LONDON (AP) — Venezuelan opposition leader Juan Guaidó won a U.K. court ruling Friday that takes him a step closer to victory in his battle with President Nicolás Maduro over a cache of gold bullion held in the Bank of England.
A judge at the High Court in London ruled that British courts do not need to recognize judgments by the Supreme Tribunal of Justice of Venezuela, Venezuela's top constitutional court, that said the gold should go to Maduro.
The ruling is part of a long-running wrangle over assets of Venezuela’s central bank. Two rival boards of Banco Central de Venezuela – one appointed by Maduro and another by Guaidó – are battling to secure the release of more than 800 million pounds ($1 billion) of gold in the vaults of the Bank of England.
The British government recognizes Guaidó as Venezuela’s president, and the Bank of England has refused to hand the gold over to Maduro.
Judge Sara Cockerill said there was “no basis” for the recognition of the judgments of the Venezuelan court that declared Guaidó’s bank board appointments unconstitutional. She said the Guaidó board “therefore succeeds.”
In a statement, Guaidó said the ruling was “another step in the process of protecting Venezuela’s international gold reserves and preserving them for the Venezuelan people and their future.”

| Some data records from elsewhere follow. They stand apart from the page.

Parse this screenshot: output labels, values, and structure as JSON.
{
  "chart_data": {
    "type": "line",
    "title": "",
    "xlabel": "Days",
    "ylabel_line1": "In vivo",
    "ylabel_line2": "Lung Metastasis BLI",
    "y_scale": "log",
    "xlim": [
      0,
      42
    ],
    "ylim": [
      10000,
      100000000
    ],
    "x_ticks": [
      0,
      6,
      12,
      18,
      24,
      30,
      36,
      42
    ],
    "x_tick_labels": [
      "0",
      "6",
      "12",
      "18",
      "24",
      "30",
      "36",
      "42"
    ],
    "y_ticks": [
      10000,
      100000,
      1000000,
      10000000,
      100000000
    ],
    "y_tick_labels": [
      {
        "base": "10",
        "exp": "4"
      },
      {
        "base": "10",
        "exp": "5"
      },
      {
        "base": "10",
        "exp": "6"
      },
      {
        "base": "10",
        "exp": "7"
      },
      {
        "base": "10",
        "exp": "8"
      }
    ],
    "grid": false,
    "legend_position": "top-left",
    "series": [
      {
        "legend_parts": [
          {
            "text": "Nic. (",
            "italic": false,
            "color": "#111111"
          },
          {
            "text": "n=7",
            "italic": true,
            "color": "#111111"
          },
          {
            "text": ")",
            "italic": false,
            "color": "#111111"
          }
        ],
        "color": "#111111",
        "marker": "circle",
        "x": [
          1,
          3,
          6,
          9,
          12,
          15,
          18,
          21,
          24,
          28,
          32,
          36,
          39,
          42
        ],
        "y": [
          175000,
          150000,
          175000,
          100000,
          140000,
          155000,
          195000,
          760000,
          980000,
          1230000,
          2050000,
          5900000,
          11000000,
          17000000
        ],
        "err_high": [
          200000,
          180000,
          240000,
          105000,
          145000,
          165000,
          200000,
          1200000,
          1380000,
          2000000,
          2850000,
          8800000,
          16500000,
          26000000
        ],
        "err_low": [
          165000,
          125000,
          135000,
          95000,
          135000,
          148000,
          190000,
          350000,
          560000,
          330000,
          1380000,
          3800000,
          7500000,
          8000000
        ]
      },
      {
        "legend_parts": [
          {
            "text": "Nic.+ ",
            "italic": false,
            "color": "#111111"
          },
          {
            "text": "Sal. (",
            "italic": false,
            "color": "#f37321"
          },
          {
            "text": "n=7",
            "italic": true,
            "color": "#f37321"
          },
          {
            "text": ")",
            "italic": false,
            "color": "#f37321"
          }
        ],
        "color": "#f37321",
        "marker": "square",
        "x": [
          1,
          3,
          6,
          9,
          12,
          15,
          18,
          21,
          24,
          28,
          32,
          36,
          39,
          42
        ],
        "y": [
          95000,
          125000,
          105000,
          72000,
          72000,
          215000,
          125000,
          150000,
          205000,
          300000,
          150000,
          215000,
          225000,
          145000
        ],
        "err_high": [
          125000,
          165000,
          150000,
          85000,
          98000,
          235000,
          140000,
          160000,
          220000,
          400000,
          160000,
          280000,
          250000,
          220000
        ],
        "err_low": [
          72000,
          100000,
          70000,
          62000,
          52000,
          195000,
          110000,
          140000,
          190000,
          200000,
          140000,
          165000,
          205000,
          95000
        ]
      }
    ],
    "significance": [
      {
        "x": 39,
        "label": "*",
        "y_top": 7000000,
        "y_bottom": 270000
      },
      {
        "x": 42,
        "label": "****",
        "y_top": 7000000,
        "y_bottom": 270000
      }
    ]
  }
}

A spokesperson for the Maduro-appointed board said it was considering an appeal.
“This is an unfortunate ruling that ultimately rests on a narrow issue of law about the recognition of foreign judgments,” lawyer Sarosh Zaiwalla, who represents the Maduro board, said.
Venezuela's Central Bank itself later issued a statement complaining that the British court had subordinated itself to British foreign policy and had violated international law.

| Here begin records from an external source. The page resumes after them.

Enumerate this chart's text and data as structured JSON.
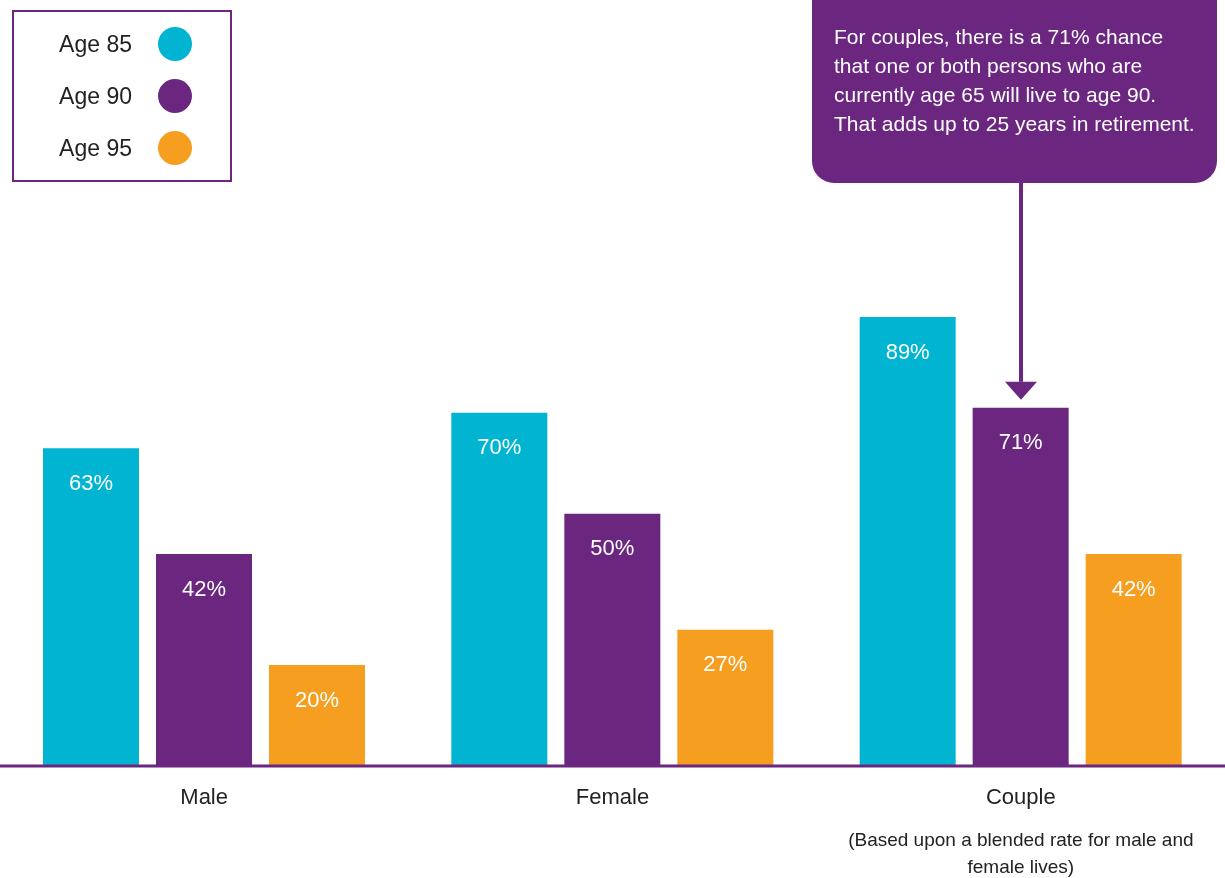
{
  "chart_data": {
    "type": "bar",
    "categories": [
      "Male",
      "Female",
      "Couple"
    ],
    "series": [
      {
        "name": "Age 85",
        "color": "#00b4d2",
        "values": [
          63,
          70,
          89
        ],
        "value_labels": [
          "63%",
          "70%",
          "89%"
        ]
      },
      {
        "name": "Age 90",
        "color": "#6b2780",
        "values": [
          42,
          50,
          71
        ],
        "value_labels": [
          "42%",
          "50%",
          "71%"
        ]
      },
      {
        "name": "Age 95",
        "color": "#f59e1f",
        "values": [
          20,
          27,
          42
        ],
        "value_labels": [
          "20%",
          "27%",
          "42%"
        ]
      }
    ],
    "legend": "top left",
    "annotations": [
      "For couples, there is a 71% chance that one or both persons who are currently age 65 will live to age 90. That adds up to 25 years in retirement.",
      "(Based upon a blended rate for male and female lives)"
    ]
  }
}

While serving as leader of Venezuela’s National Assembly, Guaidó challenged Maduro’s claim to the presidency, arguing that his 2018 election was rigged and invalid. Guaidó says he’s the country’s interim president under provisions of the constitution that allow the head of the national legislature to take power until free elections can be held.
While a number of countries, including the U.S. and the U.K., recognized Guaido’s claim, he has never been able to assert his authority and Maduro remains in charge.